Visitors to the NFSA’s headquarters in Canberra will confront an intriguing element of recent Australian broadcasting history. Tucked away in a corner of the NFSA lobby is an exhibit of what appears to be home radio equipment, the sort of stuff teenage boys and broadcasting buffs have used for decades. At times, they will hear the sort of garbled messages and music that we associate with short wave transmissions. But this material has a much more compelling and extraordinary story to tell.
Radio Maubere was the East Timorese radio station run by the Timorese liberation movement, Fretilin, from September 1975 to December 1978. Maubere is the Tetum word signifying the people, or peasant-folk of Timor. It was adopted by Fretilin as the call name of their radio station which broadcast between September 1975 and December 1978.
Radio Maubere broadcasts were in a mixture of English, Portuguese and Tetum, the native language of Timor Leste. Many broadcasts contained coded messages from Fretilin, the Timorese political movement that resisted the Indonesian invasion of December 1975. For a time, these broadcasts were the only link Fretilin had with the outside world and the only news of events in Timor Leste not filtered through Indonesian propaganda. They constitute what could be the only surviving record of this period of Timorese history.
After the Indonesian invasion of Timor Leste, in December 1975, transmissions continued from various positions in the mountain regions outside Dili, out of reach of the Indonesian military. The Timorese maintained two-way contact with a group of Australian and East Timorese activists operating a clandestine radio receiver at various locations outside Darwin.
One of the Darwin activists operating that receiver was Robert Wesley-Smith [aka Rob Wesley], the older brother of composer Martin Wesley-Smith and a well-known activist in this own right, who donated this equipment to the NFSA in December 2007.

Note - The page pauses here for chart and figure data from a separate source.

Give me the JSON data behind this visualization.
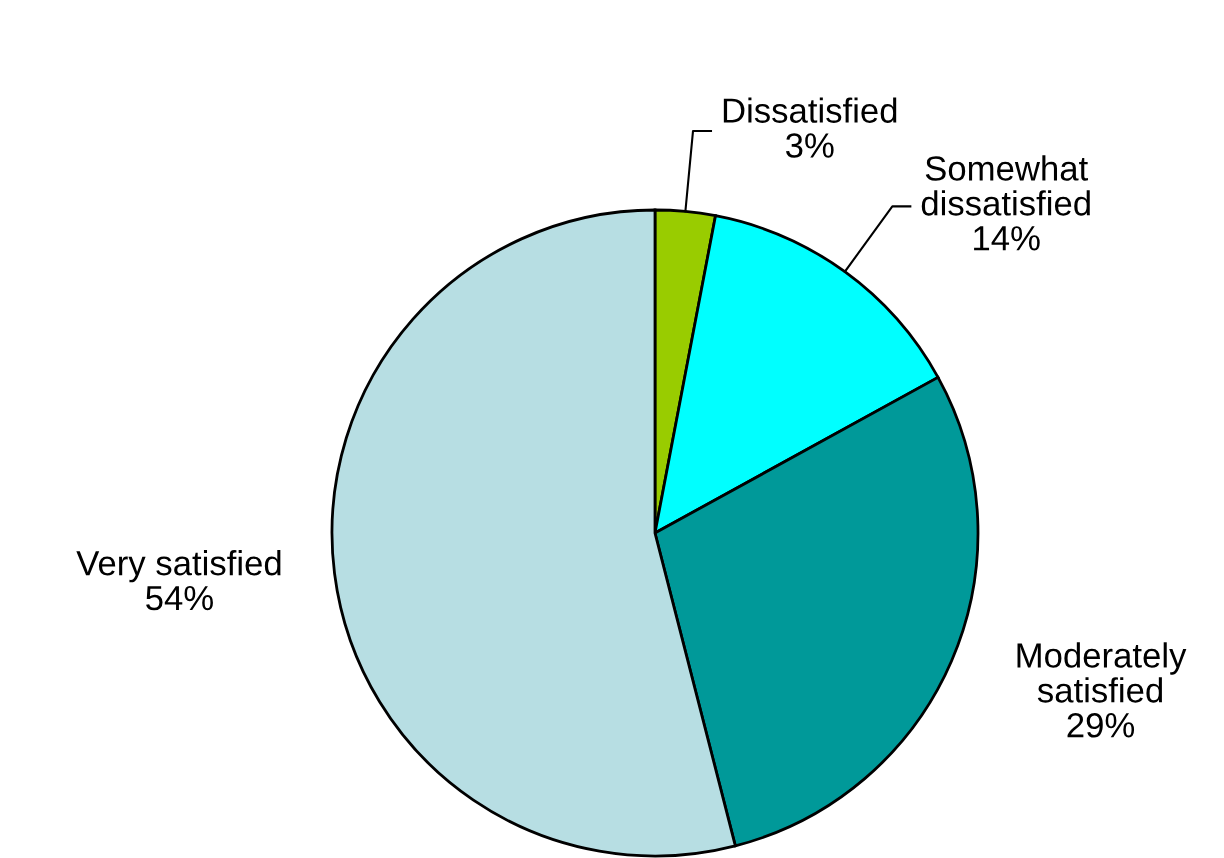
{
  "chart_data": {
    "type": "pie",
    "categories": [
      "Dissatisfied",
      "Somewhat dissatisfied",
      "Moderately satisfied",
      "Very satisfied"
    ],
    "values": [
      3,
      14,
      29,
      54
    ],
    "value_labels": [
      "3%",
      "14%",
      "29%",
      "54%"
    ],
    "colors": [
      "#99cc00",
      "#00ffff",
      "#009999",
      "#b7dee3"
    ],
    "legend": false
  }
}
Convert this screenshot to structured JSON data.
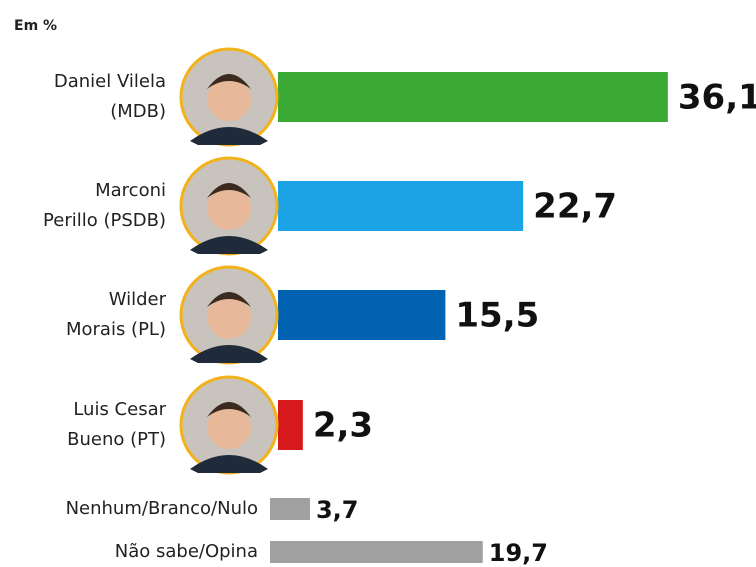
{
  "chart_data": {
    "type": "bar",
    "subtitle": "Em %",
    "categories": [
      "Daniel Vilela\n(MDB)",
      "Marconi\nPerillo (PSDB)",
      "Wilder\nMorais (PL)",
      "Luis Cesar\nBueno (PT)",
      "Nenhum/Branco/Nulo",
      "Não sabe/Opina"
    ],
    "values": [
      36.1,
      22.7,
      15.5,
      2.3,
      3.7,
      19.7
    ],
    "value_labels": [
      "36,1",
      "22,7",
      "15,5",
      "2,3",
      "3,7",
      "19,7"
    ],
    "colors": [
      "#3aaa35",
      "#1ba3e6",
      "#0062b1",
      "#d7191c",
      "#a0a0a0",
      "#a0a0a0"
    ]
  }
}
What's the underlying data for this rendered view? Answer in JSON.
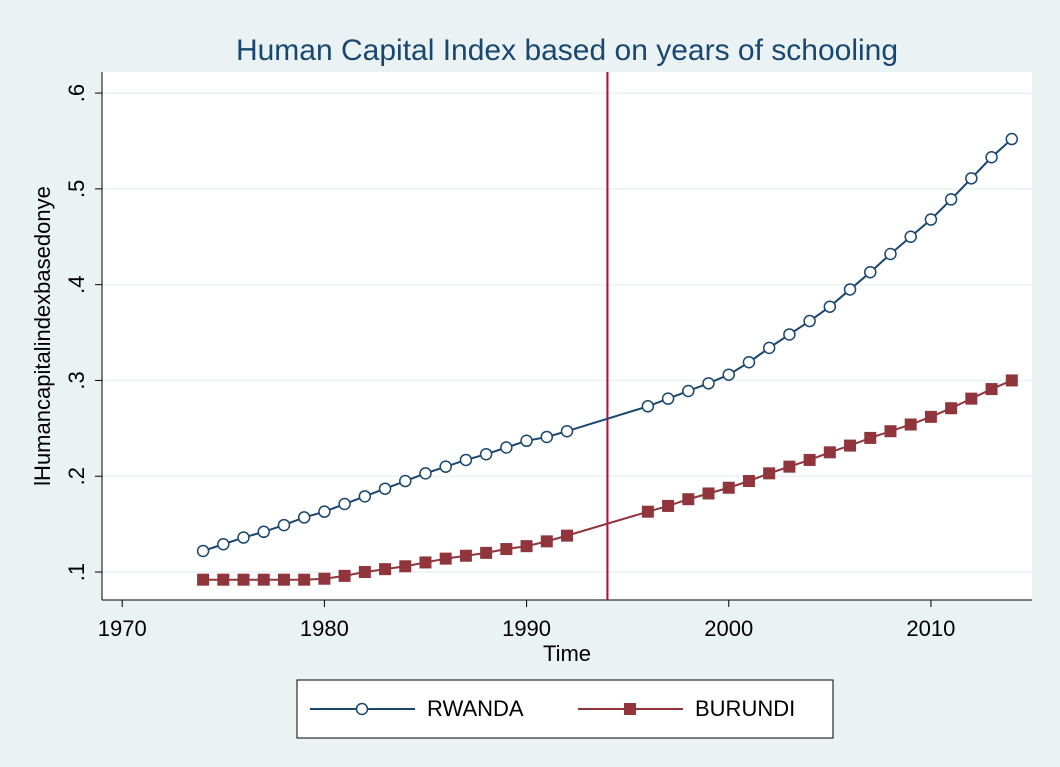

The ‘Realistic’ radio receiver on display in the NFSA foyer was used by Robert Wesley-Smith in his flat in Darwin for almost three years. With a tuned antenna, it gave some surprisingly good recordings. The home-made antenna, constructed around an empty Goulburn Valley fruit can was tuned to the Maubere frequency and was used for three years.
Robert Wesley-Smith and others used this equipment to receive Radio Maubere broadcasts and to publicise these transmissions within Australia. The equipment was frequently relocated around the Darwin area to avoid detection and possible prosecution. At the time, Minister for Post and Telecommunications Eric Robinson informed the House of Representatives that a radio being used to broadcast to Timor had been confiscated.
These broadcasts were recorded on audio cassettes in Darwin by the Darwin-based members of the Campaign for an Independent East Timor. The cassettes were then passed on to the journalist Denis Freney (1936-95). Some of the 192 analogue cassettes, over 50 hours of broadcasts, were later lodged with the NFSA in January 2002 by John Waddingham, the Perth-based archivist and early publisher of the Timor Information Service.
The history of these transmissions is keenly disputed by many factions in the Australia-Timor story. With memories of these events nearly 40 years ago now fading, it is important that we endeavour to assemble as complete and accurate a history of this intriguing story as is now possible to assemble.
The Radio Maubere equipment (NFSA title no. 749321) will remain on display at the NFSA until mid-March.